Thursday, May 13, 2021

The Sweet Empathy of God

Thou tellest my wanderings: put thou my tears into thy bottle: are they not in thy book?” (Ps 56:8 AV)

 

There is a difference between telling and naming or recording.  Wanderings are the events of David’s life.  In particular, his times of deep trials, loss, or failures.  David is stating a fact which we would do well to remember.  God knows all things.   He even knows them before they happen.  He has ordained all things according to His perfect will.  Times of suffering, whether God sent or self-inflicted to not take God by surprise.  However, the mere fact of the event does not diminish from the intensity of it.  God is interested not only in the fact of the events of our lives but also in the nature of those events.  How they affected us or what was the lasting result are important to Him.  What these occurrences did to us internally as well as externally.  In other words, the LORD does care how we feel and the anguish we suffer because of the wanderings of our lives.  The depth of which He cares is expounded by David as he mentions a bottle of tears and a book.

The bottle of which David mentions is called a lachrymatory.  A lachrymatory is a small bottle or jar into which tears were gathered and kept.  If a mourner suffered an especially tragic event, like the loss of a loved one, his friends would come to his side and in the process, tears shed by his friends would be gathered by cloths and then rung out into the lachrymatory. These tears would be mixed with the tears of the mourner.  After the mourning ended, the lachrymatory was sealed.  It would then be memorialized by identifying the event that caused the tears.  That lachrymatory would be kept by the mourner as a record of the friendship and mutual support his friends gave him at the deepest time of his life.  Note especially whose bottle to which David is referring.  It is God’s bottle.  Not David’s bottle.  It was customary for the one offering comfort to bring the bottle.  Not the mourner.  In other words, God’s tears are mixed with David’s tears and a way of the LORD associating Himself with the sorrow which comes in our lives.

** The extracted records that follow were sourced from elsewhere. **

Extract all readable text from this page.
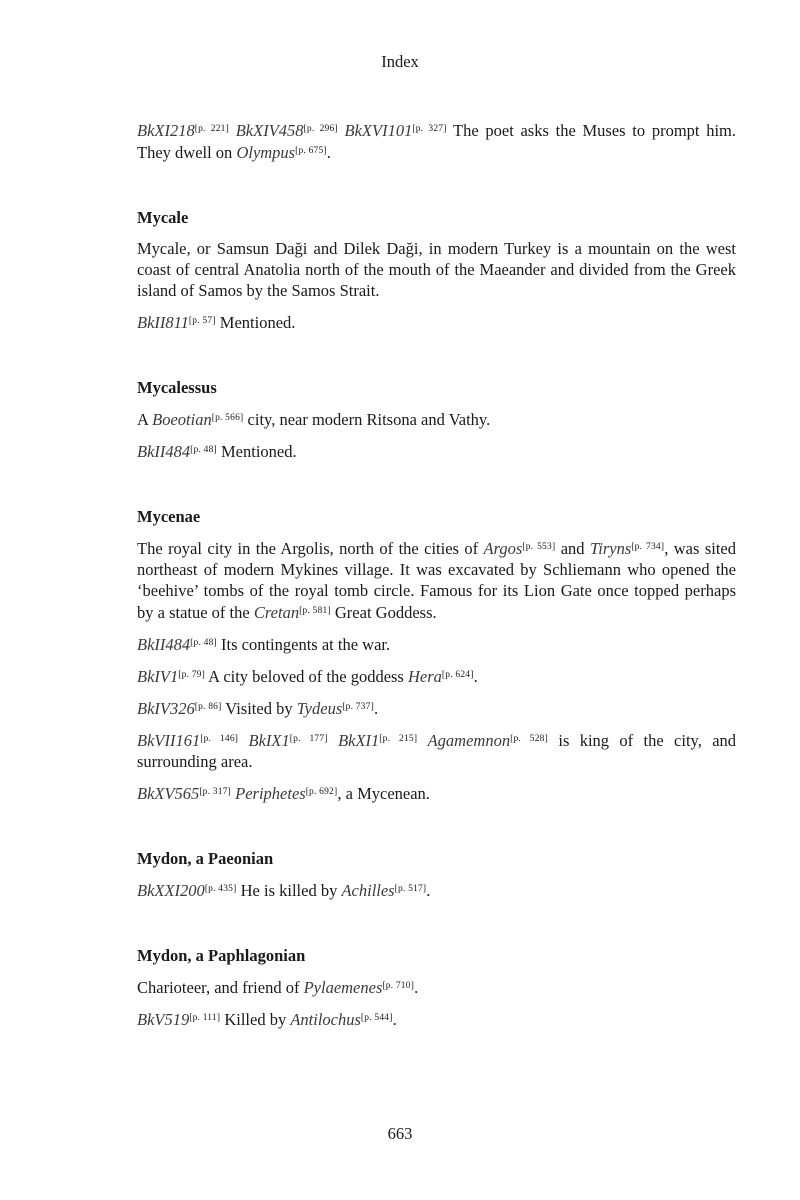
Index

BkXI218[p. 221] BkXIV458[p. 296] BkXVI101[p. 327] The poet asks the Muses to prompt him. They dwell on Olympus[p. 675].

Mycale

Mycale, or Samsun Daği and Dilek Daği, in modern Turkey is a mountain on the west coast of central Anatolia north of the mouth of the Maeander and divided from the Greek island of Samos by the Samos Strait.

BkII811[p. 57] Mentioned.

Mycalessus

A Boeotian[p. 566] city, near modern Ritsona and Vathy.

BkII484[p. 48] Mentioned.

Mycenae

The royal city in the Argolis, north of the cities of Argos[p. 553] and Tiryns[p. 734], was sited northeast of modern Mykines village. It was excavated by Schliemann who opened the ‘beehive’ tombs of the royal tomb circle. Famous for its Lion Gate once topped perhaps by a statue of the Cretan[p. 581] Great Goddess.

BkII484[p. 48] Its contingents at the war.

BkIV1[p. 79] A city beloved of the goddess Hera[p. 624].

BkIV326[p. 86] Visited by Tydeus[p. 737].

BkVII161[p. 146] BkIX1[p. 177] BkXI1[p. 215] Agamemnon[p. 528] is king of the city, and surrounding area.

BkXV565[p. 317] Periphetes[p. 692], a Mycenean.

Mydon, a Paeonian

BkXXI200[p. 435] He is killed by Achilles[p. 517].

Mydon, a Paphlagonian

Charioteer, and friend of Pylaemenes[p. 710].

BkV519[p. 111] Killed by Antilochus[p. 544].

663
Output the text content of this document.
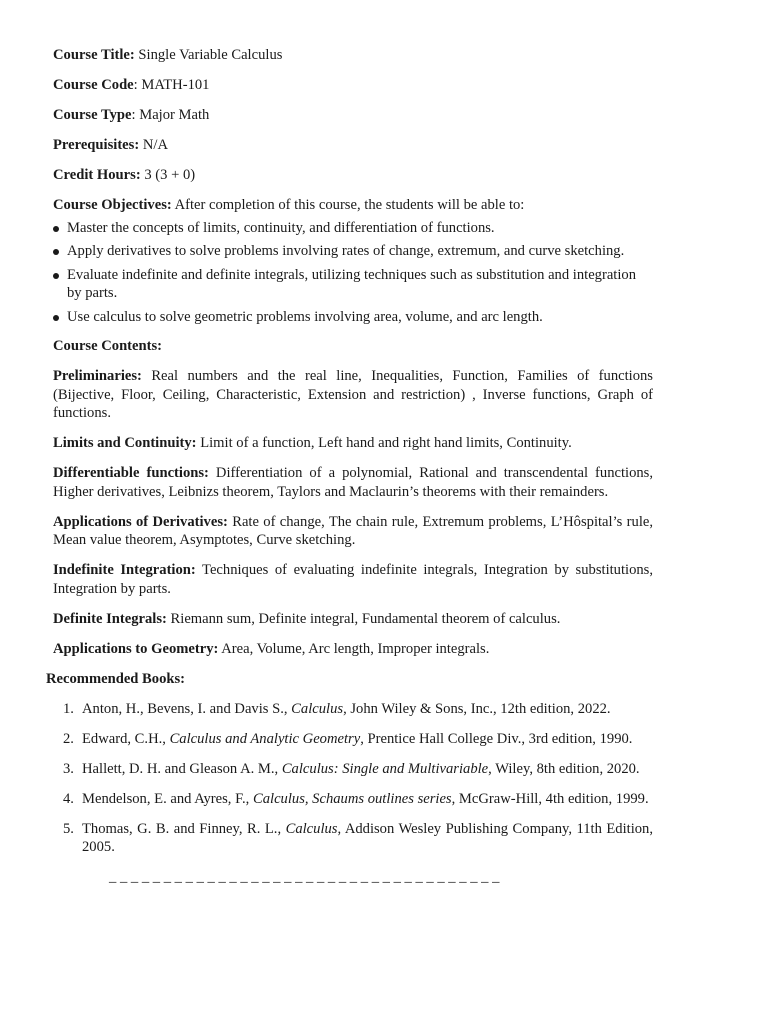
Course Title: Single Variable Calculus
Course Code: MATH-101
Course Type: Major Math
Prerequisites: N/A
Credit Hours: 3 (3 + 0)
Course Objectives: After completion of this course, the students will be able to:
Master the concepts of limits, continuity, and differentiation of functions.
Apply derivatives to solve problems involving rates of change, extremum, and curve sketching.
Evaluate indefinite and definite integrals, utilizing techniques such as substitution and integration by parts.
Use calculus to solve geometric problems involving area, volume, and arc length.
Course Contents:
Preliminaries: Real numbers and the real line, Inequalities, Function, Families of functions (Bijective, Floor, Ceiling, Characteristic, Extension and restriction) , Inverse functions, Graph of functions.
Limits and Continuity: Limit of a function, Left hand and right hand limits, Continuity.
Differentiable functions: Differentiation of a polynomial, Rational and transcendental functions, Higher derivatives, Leibnizs theorem, Taylors and Maclaurin’s theorems with their remainders.
Applications of Derivatives: Rate of change, The chain rule, Extremum problems, L’Hôspital’s rule, Mean value theorem, Asymptotes, Curve sketching.
Indefinite Integration: Techniques of evaluating indefinite integrals, Integration by substitutions, Integration by parts.
Definite Integrals: Riemann sum, Definite integral, Fundamental theorem of calculus.
Applications to Geometry: Area, Volume, Arc length, Improper integrals.
Recommended Books:
1. Anton, H., Bevens, I. and Davis S., Calculus, John Wiley & Sons, Inc., 12th edition, 2022.
2. Edward, C.H., Calculus and Analytic Geometry, Prentice Hall College Div., 3rd edition, 1990.
3. Hallett, D. H. and Gleason A. M., Calculus: Single and Multivariable, Wiley, 8th edition, 2020.
4. Mendelson, E. and Ayres, F., Calculus, Schaums outlines series, McGraw-Hill, 4th edition, 1999.
5. Thomas, G. B. and Finney, R. L., Calculus, Addison Wesley Publishing Company, 11th Edition, 2005.
_ _ _ _ _ _ _ _ _ _ _ _ _ _ _ _ _ _ _ _ _ _ _ _ _ _ _ _ _ _ _ _ _ _ _ _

What makes this truth even more touching is the mention of a book.  David is taking the fact of his trouble as recorded in a book to God actually empathizing with that which He already knows.  Think about that a bit.  If I know a fact to be certain, I am going to react to that fact differently than if something of the same nature happened without notice.  For instance, I have had several loved ones pass away.  Mostly expected.  Failing health was a harbinger of the inevitable.  Knowing that dear one was coming close to the end of their earthly pilgrimage makes it a bit easier to deal with.  However, I have had a few who met the end of their pilgrimage in a totally unexpected and tragic way.  One mourns differently.  With the former, the mind and heart have time to adjust to what one knows is coming.  There are tears.  There is sorrow.  The latter is quite different.  IT is even perhaps a bit surreal when someone lies in their coffin who was taken suddenly and without warning.  Shock, anger, and sorrow all meet. With God, nothing is of any surprise.  There is no sudden loss.  There is no unplanned tragedy.  These things are written in the book of His will.  David is asking the LORD to empathize with his trouble even though God knows it and always knew it, as fact.  In short, David is seeking God’s empathy and association with his sorrow and grief.  Something our LORD and Savior accomplished by coming in human form.  He is acquainted with our griefs.  He is a man of sorrows.  He feels what we feel because He lived through it.  He has a lachrymatory filled with our tears mingled with His own.  What a wonderful and compassionate Savior we have!